Specifically, $$\int_1^\infty \frac {24}{8x(x+1)^2} dx$$ and $$\int_3^\infty \frac {1}{t^2 - 2t} dt$$
Both of these problems are supposed to converge, but I keep getting infinity in my answer. For the first one, I have $$3 \lim_{b\to \infty}\left( \ln x - ln(x+1) + \frac{1}{x+1}\right) \biggm|_{1}^b $$ and for the second I have $$\frac12 \lim_{b\to \infty} \left(\ln(t-2) - \ln(t)\right) \biggm|_{3}^b $$ Did I make a mistake up to that point or am I missing something with the limits?

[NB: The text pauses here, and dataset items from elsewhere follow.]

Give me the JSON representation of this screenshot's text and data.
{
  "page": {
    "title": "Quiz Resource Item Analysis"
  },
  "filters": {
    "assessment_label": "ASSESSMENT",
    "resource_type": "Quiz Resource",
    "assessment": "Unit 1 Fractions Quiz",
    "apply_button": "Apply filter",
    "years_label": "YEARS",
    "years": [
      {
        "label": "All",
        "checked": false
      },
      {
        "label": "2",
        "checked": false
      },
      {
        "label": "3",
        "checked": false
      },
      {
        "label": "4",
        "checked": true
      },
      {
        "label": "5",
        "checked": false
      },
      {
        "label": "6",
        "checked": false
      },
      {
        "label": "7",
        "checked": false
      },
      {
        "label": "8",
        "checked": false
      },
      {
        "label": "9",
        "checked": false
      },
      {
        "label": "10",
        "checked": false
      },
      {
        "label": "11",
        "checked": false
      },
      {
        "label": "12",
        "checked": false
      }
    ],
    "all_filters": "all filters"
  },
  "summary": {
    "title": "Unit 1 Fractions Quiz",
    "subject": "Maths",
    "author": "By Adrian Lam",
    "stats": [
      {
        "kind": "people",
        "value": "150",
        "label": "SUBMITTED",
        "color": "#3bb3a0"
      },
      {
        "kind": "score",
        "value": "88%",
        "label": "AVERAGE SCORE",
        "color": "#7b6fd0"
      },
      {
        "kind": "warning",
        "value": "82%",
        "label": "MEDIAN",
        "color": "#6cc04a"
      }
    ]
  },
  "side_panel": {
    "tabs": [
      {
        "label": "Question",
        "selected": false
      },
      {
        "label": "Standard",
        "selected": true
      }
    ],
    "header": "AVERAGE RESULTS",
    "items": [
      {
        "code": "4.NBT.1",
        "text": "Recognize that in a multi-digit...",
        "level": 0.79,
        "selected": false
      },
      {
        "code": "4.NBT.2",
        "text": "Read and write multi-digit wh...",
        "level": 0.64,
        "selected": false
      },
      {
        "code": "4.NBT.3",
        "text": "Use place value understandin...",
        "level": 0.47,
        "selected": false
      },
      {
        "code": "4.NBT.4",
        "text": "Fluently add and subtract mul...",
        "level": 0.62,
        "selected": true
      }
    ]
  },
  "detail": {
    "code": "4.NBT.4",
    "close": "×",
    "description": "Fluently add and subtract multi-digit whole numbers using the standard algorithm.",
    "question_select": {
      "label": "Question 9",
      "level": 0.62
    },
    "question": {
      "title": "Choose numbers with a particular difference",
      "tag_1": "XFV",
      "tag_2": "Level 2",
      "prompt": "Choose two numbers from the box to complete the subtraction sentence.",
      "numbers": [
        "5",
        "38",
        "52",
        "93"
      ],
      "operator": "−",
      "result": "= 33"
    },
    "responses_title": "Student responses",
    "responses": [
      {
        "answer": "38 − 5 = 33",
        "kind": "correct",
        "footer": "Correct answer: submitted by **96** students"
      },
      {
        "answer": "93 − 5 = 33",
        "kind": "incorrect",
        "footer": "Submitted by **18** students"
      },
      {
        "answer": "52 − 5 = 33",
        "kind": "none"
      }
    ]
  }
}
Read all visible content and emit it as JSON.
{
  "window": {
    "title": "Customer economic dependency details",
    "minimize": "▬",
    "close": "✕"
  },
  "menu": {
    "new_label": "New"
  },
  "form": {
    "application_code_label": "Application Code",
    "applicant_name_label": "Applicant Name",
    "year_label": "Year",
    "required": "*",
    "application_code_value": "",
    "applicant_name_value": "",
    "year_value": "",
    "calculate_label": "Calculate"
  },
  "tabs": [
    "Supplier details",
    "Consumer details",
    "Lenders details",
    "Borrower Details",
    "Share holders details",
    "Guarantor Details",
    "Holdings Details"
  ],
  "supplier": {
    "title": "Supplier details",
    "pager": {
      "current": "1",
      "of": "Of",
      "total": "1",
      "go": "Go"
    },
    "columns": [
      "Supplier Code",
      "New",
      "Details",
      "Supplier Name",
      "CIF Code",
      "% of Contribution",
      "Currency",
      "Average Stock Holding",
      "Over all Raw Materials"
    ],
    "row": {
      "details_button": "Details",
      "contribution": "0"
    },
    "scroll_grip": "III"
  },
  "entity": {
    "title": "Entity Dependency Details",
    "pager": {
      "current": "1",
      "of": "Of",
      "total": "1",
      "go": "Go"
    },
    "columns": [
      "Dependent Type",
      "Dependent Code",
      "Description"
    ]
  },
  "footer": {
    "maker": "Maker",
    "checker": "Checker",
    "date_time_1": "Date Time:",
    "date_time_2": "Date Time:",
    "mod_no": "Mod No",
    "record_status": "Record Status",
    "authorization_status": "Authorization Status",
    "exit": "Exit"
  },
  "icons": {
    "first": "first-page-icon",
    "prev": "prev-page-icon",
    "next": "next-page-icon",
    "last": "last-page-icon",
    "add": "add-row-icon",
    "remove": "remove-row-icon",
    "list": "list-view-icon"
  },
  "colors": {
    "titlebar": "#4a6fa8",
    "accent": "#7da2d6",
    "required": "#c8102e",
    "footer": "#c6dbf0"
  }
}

The first answer should be $0.578$ and the second $\frac12 \ln 3$
Notice,
1) $$3\lim_{b\to \infty}\left(\ln x-\ln(x+1)+\frac{1}{x+1}\right) \biggm|_{1}^{b}=3\lim_{b\to \infty}\left(\ln\left(\frac{1}{1+\frac1x}\right)+\frac{1}{x+1}\right) \biggm|_{1}^{b}$$
$$=3\lim_{b\to \infty}\left(\ln\left(\frac{1}{1+\frac 1b}\right)+\frac{1}{b+1}-\ln\left(\frac{1}{2}\right)-\frac{1}{2}\right)$$ $$=3\left(\ln\left(\frac{1}{1+0}\right)+0+\ln\left(2\right)-\frac{1}{2}\right)$$ $$=3\left(\ln\left(2\right)-\frac{1}{2}\right)=\color{red}{3\ln 2-\frac{3}{2}}$$
2) $$\frac{1}{2}\lim_{b\to \infty}\left(\ln (t-2)-\ln t\right) \biggm|_{3}^{b}=\frac{1}{2}\lim_{b\to \infty}\ln\left(\frac{t-2}{t}\right) \biggm|_{3}^{b}=\frac{1}{2}\lim_{b\to \infty}\ln\left(1-\frac{2}{t}\right) \biggm|_{3}^{b}$$
$$=\frac12\lim_{b\to \infty}\left(\ln\left(1-\frac{2}{b}\right)-\ln\left(1-\frac{2}{3}\right)\right)$$ $$=\frac12\left(\ln\left(1-0\right)-\ln\left(\frac{1}{3}\right)\right)$$ $$=\frac12\left(0+\ln(3)\right)=\color{red}{\frac{1}{2}\ln 3}$$